Keep the screen of your device on
Ingredients
2.5 pounds golden hubbard squash, peeled, seeded, and cut into 1.5 inch pieces
Extra virgin olive oil
2 teaspoons ras el hanout * or 1 teaspoon ground cumin and 1/2 teaspoon cinnamon
Fine sea salt
Black pepper
3 tablespoons honey, divided
2 oranges (any variety will work) peeled and sliced into 1/4 inch thick slices
5 ounces baby arugula
1 tablespoon lemon mint vinegar or white wine vinegar
50 g (heaping 1/4 cup) dried tart cherries
65 g (1/2 cup) roasted hazelnuts, roughly chopped
Handful fresh mint leaves
Chili threads * for garnish
Directions
- Preheat the oven to 400°F with a rack in the center. Line a large sheet pan with parchment paper. Add the pieces of squash to the prepared sheet pan and toss them with a light drizzle of olive oil. Sprinkle on the ras el hanout *, 1 teaspoon fine sea salt, and several grinds of black pepper. Toss again. Drizzle the squash with 2 tablespoons of honey, place in the oven, and roast until the pieces of squash are fully softened and starting to brown on the edges, 35 - 40 minutes. Remove from the oven and set aside. Turn the oven to broil with a rack in the uppermost level of the oven.

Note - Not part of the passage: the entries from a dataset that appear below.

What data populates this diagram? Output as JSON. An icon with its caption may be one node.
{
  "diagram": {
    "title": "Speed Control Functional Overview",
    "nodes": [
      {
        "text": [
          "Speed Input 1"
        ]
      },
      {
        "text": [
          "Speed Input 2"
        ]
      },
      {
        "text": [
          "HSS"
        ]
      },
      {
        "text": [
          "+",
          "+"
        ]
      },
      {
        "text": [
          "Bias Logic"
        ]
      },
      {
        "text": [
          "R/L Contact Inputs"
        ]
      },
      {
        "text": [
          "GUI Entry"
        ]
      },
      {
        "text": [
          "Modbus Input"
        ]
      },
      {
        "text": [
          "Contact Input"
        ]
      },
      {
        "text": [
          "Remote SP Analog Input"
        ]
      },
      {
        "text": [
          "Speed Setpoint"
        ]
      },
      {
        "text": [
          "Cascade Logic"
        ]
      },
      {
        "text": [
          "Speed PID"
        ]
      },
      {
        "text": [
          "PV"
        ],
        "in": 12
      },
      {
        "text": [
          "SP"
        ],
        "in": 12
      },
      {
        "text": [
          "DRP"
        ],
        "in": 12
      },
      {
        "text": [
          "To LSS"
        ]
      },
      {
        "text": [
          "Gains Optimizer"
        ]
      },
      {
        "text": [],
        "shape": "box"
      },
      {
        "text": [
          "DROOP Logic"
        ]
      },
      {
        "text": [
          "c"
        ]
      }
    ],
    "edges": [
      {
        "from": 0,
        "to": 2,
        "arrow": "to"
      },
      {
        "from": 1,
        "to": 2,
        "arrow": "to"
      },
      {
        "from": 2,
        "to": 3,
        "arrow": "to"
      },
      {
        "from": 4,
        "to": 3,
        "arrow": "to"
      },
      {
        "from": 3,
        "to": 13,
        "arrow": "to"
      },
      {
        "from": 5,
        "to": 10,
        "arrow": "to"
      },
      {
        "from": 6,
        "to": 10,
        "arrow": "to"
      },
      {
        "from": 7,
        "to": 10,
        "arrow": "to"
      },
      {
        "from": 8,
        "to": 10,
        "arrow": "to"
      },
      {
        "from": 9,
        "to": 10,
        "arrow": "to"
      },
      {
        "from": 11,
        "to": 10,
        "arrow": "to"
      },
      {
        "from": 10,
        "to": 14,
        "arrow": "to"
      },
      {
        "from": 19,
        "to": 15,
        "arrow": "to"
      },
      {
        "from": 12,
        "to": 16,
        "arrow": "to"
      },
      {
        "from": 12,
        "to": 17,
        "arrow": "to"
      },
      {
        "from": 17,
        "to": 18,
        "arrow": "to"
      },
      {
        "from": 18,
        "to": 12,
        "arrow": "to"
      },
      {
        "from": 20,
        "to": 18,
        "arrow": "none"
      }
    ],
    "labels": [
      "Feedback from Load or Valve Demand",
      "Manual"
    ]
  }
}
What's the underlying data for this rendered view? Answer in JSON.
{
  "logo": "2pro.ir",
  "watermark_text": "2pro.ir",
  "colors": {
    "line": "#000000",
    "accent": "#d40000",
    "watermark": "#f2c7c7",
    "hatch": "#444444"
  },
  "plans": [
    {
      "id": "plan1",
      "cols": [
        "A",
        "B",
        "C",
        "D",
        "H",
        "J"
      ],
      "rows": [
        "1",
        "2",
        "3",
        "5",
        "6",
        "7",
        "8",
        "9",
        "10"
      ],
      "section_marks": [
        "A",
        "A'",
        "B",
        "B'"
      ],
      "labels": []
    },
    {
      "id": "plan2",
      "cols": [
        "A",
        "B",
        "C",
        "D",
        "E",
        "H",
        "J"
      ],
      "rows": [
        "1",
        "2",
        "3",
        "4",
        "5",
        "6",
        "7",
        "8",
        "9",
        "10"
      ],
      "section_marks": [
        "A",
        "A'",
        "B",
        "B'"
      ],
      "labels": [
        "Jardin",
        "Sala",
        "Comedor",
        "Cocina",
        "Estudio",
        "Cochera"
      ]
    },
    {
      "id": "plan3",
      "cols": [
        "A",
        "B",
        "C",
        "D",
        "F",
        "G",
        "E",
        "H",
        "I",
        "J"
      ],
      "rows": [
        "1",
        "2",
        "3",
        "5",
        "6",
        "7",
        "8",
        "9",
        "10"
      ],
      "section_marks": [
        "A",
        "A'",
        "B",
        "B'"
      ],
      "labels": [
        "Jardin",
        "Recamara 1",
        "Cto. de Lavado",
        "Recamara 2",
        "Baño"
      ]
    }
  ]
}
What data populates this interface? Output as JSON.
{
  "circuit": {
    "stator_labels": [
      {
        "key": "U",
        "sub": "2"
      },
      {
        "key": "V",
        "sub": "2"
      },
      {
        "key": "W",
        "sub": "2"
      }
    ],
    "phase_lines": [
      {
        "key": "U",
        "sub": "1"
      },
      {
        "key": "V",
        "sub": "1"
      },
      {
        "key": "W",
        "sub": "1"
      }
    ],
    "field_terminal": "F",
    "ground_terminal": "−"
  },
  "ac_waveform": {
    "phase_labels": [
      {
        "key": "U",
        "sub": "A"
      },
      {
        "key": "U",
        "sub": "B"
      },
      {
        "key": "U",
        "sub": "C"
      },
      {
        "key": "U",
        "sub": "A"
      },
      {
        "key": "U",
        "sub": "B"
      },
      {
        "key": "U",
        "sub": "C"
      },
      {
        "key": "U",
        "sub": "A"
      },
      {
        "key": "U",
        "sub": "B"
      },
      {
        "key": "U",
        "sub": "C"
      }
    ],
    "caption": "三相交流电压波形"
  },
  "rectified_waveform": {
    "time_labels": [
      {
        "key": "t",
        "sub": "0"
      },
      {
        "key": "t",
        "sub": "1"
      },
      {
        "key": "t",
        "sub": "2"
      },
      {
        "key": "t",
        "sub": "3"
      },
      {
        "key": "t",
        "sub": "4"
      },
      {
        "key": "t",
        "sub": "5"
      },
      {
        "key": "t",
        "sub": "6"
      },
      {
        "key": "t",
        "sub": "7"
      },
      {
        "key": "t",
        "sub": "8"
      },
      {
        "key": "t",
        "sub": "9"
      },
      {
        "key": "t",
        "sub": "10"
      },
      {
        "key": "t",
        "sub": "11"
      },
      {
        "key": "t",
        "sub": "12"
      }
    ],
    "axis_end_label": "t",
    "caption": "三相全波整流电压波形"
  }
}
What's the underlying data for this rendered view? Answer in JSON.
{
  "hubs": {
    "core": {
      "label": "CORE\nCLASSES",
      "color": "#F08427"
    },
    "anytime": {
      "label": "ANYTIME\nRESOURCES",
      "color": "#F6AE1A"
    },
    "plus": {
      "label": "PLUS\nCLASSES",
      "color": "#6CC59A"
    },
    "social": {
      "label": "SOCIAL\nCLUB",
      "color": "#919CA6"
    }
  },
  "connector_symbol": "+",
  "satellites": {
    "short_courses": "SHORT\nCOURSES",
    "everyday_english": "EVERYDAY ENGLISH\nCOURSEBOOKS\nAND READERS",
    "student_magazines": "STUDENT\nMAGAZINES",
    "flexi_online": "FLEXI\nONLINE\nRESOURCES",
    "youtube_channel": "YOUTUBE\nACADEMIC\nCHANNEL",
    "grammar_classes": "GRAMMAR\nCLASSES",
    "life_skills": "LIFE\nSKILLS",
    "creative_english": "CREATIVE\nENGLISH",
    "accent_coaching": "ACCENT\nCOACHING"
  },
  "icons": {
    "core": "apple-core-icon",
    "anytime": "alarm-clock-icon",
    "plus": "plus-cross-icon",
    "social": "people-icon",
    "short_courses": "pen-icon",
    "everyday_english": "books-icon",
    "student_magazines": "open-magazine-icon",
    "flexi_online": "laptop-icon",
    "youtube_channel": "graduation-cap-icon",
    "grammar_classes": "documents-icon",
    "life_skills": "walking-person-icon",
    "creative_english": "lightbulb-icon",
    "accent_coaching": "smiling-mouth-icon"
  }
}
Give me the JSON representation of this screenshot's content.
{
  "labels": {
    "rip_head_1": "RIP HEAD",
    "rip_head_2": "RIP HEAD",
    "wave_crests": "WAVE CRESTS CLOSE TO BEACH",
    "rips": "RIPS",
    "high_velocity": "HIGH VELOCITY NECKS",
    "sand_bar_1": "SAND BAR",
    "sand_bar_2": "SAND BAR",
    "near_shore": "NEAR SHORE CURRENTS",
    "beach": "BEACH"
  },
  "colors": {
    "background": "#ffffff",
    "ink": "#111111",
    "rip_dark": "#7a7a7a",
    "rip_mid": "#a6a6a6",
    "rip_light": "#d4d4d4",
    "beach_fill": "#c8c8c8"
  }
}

- Line a rimmed baking sheet with foil and spray it with cooking oil. Place the orange slices on the baking sheet and drizzle with 1 tablespoon honey. Place under the broiler and let cook until they are charred in spots. The timing will depend on your particular broiler, but it should only take a few minutes.
- Make the dressing by whisking together the vinegar, 2 tablespoons olive oil, a large pinch of salt, and several grinds of black pepper in a large bowl. Add the arugula and toss gently. Spoon the arugula onto a large serving platter. Add the squash and oranges to the platter. Scatter on the dried cherries, hazelnuts, and mint leaves. Drizzle on a little extra olive oil. Place a handful of chili threads * in the center of the platter, serve, and Enjoy!